Some data points: Using the same font/size

if we set the label of a java.awt.Button to “Отправить” it displays as blocks.
if we add an item “Отправить” to a java.awt.PopMenu it displays as blocks
if we display “Отправить” on java.awt.Canvas it looks fine.
if we set the label of a javax.swing.JButton to “Отправить” it is also fine.
if we add an item “Отправить” to a javax.swing.JPopupMenu it displayes fine.

So, my question, is there any workaround, or do I just have to convert my whole environment to swing compoennts?

Oh, and also, all of the above examples work fine on a Mac using safari.

The font has to support the glyphs.

Try “ms mincho”.

In Swing you’ll find exactly the same problem, requiring to use specific Japanese (or whatever) fonts

This is not a font support issue. The attached snapshot shows the font displaying
Cyrillic correctly in a canvas, and incorrectly in a popup menu. Alsp, as stated, the
same program displays correctly if I switch the component from PopupMenu to JPopupMenu

Are you sure the fonts in PopupMenu and JPopupMenu are exactly the same?

I tell you three times.

I can reproduce it.

It seems this is the difference between g.drawString() and letting the OS do it (AWT peers). My guess is that there is nothing any Java code can do about that.

If you’d have access to a Japanese version of Windows XP, it would be interesting to see what the AWT peers make of it.

I experimentally converted my popup menus from AWT to swing, and that fixed the
problem with fonts. However, swing menus have two sets of pathologies all their
own.

(1) deployed as a JMenuBar, JMenus display normally if the frame has never been
resized, but after resizing, they are clipped to the bottom of an internal component
of the frame.
(2) deployed as a JPopupMenu, the menus sometimes fail to appear, sometimes
appear as a blank gray box, and sometimes appear as a partially filled blank box
which gradually fills in as you move the mouse over it.

Jeesh! these have only been available for 10 years, one would think it would
be safe to use them by now!

Try

JPopupMenu.setDefaultLightWeightPopupEnabled(false)

Indeed, this seems to fix the clipping problem.

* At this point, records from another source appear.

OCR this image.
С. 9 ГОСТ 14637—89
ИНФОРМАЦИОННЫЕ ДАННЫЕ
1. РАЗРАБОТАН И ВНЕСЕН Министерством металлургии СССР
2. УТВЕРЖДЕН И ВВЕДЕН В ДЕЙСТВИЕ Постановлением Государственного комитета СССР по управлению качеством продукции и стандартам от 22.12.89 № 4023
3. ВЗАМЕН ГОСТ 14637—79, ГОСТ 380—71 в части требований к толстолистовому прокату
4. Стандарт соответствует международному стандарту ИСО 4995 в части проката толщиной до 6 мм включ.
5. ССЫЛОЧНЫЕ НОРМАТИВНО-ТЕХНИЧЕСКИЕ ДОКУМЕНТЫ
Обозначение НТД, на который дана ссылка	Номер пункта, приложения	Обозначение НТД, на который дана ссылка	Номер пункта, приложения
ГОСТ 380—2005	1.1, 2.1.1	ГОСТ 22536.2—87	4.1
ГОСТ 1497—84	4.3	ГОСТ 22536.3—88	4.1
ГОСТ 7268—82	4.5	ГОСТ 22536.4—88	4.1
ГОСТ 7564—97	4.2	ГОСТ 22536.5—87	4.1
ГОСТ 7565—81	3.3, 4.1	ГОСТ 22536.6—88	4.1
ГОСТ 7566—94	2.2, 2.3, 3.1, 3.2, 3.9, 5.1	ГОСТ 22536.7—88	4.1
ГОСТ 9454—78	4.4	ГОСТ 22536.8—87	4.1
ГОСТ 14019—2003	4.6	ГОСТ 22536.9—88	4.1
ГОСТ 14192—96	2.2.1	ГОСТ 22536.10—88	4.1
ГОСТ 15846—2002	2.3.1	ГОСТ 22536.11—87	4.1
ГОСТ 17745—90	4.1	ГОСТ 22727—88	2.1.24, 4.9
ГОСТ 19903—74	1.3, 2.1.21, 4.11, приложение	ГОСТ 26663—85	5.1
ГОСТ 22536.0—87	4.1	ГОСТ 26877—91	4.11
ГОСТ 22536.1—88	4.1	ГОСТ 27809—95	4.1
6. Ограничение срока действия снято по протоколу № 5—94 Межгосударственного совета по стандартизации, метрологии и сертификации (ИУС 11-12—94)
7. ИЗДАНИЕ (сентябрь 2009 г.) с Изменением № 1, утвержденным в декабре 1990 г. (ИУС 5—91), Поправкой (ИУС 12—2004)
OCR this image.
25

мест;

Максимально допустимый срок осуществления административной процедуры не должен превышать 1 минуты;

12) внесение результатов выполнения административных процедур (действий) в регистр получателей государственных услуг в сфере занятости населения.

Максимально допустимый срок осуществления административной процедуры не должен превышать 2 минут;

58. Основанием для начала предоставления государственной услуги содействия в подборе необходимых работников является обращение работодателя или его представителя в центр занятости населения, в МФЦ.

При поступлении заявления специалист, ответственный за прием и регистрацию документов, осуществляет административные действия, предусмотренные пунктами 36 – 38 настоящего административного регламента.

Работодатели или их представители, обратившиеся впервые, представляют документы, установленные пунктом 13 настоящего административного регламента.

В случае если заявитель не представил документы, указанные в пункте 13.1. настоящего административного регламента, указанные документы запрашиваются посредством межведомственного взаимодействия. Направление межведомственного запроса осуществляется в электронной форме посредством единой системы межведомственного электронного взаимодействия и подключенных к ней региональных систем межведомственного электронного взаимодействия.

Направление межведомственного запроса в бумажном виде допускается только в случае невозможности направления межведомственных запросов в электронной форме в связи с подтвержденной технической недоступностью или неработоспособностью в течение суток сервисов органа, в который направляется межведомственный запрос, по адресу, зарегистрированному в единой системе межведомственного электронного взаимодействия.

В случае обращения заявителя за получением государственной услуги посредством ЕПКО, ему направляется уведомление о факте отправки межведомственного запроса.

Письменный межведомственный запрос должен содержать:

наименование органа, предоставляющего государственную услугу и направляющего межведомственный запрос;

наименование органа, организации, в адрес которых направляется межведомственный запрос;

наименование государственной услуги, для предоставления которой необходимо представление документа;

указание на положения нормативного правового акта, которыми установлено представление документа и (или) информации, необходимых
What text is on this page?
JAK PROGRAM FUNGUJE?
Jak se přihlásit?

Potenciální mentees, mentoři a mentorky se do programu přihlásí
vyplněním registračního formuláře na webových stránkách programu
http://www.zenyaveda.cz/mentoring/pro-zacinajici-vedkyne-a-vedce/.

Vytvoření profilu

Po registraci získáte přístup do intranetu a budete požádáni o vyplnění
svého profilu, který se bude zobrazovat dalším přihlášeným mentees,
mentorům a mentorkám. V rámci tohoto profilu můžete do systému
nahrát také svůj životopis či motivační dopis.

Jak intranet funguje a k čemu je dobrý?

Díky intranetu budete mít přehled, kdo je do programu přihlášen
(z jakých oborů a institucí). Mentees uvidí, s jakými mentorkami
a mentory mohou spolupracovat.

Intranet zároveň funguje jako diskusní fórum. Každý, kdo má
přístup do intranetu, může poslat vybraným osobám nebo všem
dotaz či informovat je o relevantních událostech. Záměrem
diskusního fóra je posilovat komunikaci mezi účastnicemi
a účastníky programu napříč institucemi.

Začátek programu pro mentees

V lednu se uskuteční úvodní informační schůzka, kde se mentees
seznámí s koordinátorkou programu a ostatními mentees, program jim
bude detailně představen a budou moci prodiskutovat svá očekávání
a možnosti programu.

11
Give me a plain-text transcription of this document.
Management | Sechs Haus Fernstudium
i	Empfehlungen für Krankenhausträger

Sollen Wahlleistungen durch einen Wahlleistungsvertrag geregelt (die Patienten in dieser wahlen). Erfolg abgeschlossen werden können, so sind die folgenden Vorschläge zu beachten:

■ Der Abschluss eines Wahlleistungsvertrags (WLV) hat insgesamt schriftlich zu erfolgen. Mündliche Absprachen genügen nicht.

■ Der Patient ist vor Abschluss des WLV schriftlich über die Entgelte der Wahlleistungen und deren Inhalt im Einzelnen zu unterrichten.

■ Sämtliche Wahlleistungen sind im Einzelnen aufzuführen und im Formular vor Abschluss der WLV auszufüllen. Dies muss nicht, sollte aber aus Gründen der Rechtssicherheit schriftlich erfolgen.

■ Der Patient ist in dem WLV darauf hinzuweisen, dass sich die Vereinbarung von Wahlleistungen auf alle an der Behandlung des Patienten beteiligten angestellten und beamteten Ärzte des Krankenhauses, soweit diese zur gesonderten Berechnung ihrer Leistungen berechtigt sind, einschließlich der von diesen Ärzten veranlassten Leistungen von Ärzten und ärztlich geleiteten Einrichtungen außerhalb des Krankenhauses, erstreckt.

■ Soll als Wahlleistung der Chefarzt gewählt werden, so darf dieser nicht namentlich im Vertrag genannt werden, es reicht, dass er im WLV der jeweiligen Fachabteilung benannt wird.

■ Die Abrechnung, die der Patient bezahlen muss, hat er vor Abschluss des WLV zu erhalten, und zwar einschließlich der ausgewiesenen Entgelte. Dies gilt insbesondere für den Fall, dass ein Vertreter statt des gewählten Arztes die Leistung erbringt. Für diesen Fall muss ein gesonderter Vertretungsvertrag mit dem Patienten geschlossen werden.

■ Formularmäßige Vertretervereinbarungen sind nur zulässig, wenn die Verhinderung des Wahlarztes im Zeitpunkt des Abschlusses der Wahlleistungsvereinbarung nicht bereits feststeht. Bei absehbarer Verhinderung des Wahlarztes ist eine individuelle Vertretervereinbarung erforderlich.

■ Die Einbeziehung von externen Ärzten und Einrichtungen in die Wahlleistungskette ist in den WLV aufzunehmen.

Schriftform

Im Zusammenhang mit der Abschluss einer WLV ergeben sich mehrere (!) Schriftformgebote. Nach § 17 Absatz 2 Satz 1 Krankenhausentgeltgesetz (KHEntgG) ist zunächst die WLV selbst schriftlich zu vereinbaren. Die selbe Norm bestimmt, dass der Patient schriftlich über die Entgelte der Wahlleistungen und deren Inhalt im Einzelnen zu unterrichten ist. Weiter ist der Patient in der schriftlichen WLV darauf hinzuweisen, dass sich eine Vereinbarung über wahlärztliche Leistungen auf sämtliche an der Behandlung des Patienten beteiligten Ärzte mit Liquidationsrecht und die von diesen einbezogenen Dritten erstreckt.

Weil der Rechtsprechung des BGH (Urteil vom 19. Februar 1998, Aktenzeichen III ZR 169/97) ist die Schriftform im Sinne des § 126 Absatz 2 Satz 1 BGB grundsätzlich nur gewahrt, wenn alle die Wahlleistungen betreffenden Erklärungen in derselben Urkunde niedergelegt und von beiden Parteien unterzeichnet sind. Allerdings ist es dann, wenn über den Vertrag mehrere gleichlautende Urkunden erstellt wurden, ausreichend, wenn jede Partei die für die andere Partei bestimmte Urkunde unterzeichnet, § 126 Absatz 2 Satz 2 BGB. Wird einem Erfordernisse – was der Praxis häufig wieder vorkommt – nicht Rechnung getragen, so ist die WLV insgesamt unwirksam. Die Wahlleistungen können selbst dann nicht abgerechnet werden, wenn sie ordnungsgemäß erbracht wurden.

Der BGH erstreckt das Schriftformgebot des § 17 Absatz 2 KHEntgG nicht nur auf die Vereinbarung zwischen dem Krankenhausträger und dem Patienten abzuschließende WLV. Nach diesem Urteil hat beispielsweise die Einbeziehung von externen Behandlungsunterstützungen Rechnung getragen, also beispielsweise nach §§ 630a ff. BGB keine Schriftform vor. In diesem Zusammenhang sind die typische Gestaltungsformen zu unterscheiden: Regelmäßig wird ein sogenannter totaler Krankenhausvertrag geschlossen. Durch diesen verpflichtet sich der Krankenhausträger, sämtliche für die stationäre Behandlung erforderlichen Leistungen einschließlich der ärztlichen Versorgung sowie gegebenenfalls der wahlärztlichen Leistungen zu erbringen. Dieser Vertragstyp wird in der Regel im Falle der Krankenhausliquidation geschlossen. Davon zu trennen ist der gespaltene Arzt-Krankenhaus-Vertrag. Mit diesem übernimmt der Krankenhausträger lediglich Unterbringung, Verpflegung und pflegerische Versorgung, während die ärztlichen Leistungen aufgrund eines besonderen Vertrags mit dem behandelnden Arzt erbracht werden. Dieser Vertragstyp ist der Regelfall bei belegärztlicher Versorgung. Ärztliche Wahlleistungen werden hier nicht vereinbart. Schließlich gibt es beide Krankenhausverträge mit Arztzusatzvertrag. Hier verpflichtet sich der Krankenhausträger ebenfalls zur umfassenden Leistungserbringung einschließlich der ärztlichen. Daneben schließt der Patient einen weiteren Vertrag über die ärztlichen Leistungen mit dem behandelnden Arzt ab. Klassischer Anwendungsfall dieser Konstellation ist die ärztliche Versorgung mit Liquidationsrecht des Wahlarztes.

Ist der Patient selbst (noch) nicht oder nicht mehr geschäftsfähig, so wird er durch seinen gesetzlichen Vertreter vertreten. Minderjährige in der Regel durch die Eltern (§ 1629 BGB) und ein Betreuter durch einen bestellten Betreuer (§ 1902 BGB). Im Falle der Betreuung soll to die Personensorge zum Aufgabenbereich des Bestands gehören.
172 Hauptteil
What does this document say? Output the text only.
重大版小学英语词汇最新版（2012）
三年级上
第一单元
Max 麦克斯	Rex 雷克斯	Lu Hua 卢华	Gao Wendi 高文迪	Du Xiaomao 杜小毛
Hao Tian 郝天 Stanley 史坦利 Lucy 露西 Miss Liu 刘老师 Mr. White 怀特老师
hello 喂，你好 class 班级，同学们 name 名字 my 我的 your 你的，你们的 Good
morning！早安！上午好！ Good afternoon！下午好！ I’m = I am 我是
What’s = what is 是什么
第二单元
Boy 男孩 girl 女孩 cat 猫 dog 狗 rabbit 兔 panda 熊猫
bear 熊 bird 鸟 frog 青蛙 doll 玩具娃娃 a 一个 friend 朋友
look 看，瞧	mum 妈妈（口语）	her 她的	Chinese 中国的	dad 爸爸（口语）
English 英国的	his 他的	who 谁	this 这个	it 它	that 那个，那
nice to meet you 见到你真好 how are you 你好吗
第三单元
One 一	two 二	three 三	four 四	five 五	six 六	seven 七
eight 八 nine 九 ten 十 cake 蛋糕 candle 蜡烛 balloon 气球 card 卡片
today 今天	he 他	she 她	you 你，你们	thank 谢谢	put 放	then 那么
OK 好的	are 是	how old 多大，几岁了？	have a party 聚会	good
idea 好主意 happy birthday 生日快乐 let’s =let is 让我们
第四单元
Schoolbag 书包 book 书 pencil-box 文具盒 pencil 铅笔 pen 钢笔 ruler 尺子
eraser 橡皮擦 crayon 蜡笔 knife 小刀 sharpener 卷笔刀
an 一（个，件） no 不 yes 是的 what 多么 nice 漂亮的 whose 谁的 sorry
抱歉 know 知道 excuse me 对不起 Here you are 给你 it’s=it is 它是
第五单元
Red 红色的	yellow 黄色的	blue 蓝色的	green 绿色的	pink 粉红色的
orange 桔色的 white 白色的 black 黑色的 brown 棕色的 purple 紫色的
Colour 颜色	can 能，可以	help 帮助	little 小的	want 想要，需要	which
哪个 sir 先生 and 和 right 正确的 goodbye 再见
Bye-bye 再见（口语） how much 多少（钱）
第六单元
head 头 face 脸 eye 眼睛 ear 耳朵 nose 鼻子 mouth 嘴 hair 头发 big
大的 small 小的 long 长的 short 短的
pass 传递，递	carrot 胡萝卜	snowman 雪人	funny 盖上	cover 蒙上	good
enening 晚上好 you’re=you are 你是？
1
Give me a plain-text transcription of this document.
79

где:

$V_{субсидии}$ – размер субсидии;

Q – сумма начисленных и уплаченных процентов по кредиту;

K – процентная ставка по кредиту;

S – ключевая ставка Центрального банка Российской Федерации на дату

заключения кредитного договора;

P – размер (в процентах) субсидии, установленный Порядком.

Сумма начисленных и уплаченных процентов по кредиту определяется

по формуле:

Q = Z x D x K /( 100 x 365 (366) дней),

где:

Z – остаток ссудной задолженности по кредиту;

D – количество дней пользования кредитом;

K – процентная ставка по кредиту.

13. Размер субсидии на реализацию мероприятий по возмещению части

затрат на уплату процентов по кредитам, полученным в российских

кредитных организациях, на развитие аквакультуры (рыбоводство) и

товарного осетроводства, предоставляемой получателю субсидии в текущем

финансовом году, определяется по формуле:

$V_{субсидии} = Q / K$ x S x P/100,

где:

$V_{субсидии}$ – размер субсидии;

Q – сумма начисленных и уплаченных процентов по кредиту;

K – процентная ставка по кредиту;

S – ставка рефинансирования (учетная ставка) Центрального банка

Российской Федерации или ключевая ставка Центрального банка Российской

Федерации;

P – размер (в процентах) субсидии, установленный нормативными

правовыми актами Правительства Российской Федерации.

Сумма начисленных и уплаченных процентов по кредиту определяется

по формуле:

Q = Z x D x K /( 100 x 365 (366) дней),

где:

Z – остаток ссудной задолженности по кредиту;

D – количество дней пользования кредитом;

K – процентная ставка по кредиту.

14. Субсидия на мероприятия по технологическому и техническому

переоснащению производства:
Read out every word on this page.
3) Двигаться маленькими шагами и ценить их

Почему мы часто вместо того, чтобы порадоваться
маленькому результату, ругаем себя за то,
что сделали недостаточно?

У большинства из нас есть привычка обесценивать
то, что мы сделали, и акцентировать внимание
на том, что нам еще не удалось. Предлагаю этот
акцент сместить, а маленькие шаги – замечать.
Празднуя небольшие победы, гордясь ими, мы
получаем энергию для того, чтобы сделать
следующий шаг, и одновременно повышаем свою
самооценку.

I found some discussion elsewhere
of lightweight vs heavyweight menus mixing lightweight vs heavyweight components http://developer.novell.com/tech/684.html.

The component the menu disappears behind is a java.awt.Canvas, for which there is no
swing equivalent.

If you don’t need a native handle (and you probably don’t) you can override JPanel and draw on it just like on a Canvas.

This is the death of 1000 cuts. I’ve already experimented with that. The problem there is
that my interface goes “flash flash” when it updates. Probably related to the fact that I don’t
draw during the normal “paint” message but as part of the run loop.

Yeah, JPanel is double-buffered and doesn’t really like ‘direct access’ using getGraphics().

If you really want to use getGraphics() you can render to your own BufferedImage instead and blit that to the JPanel. Sure, it’s a bit slower, but you can probably spare a few milliseconds.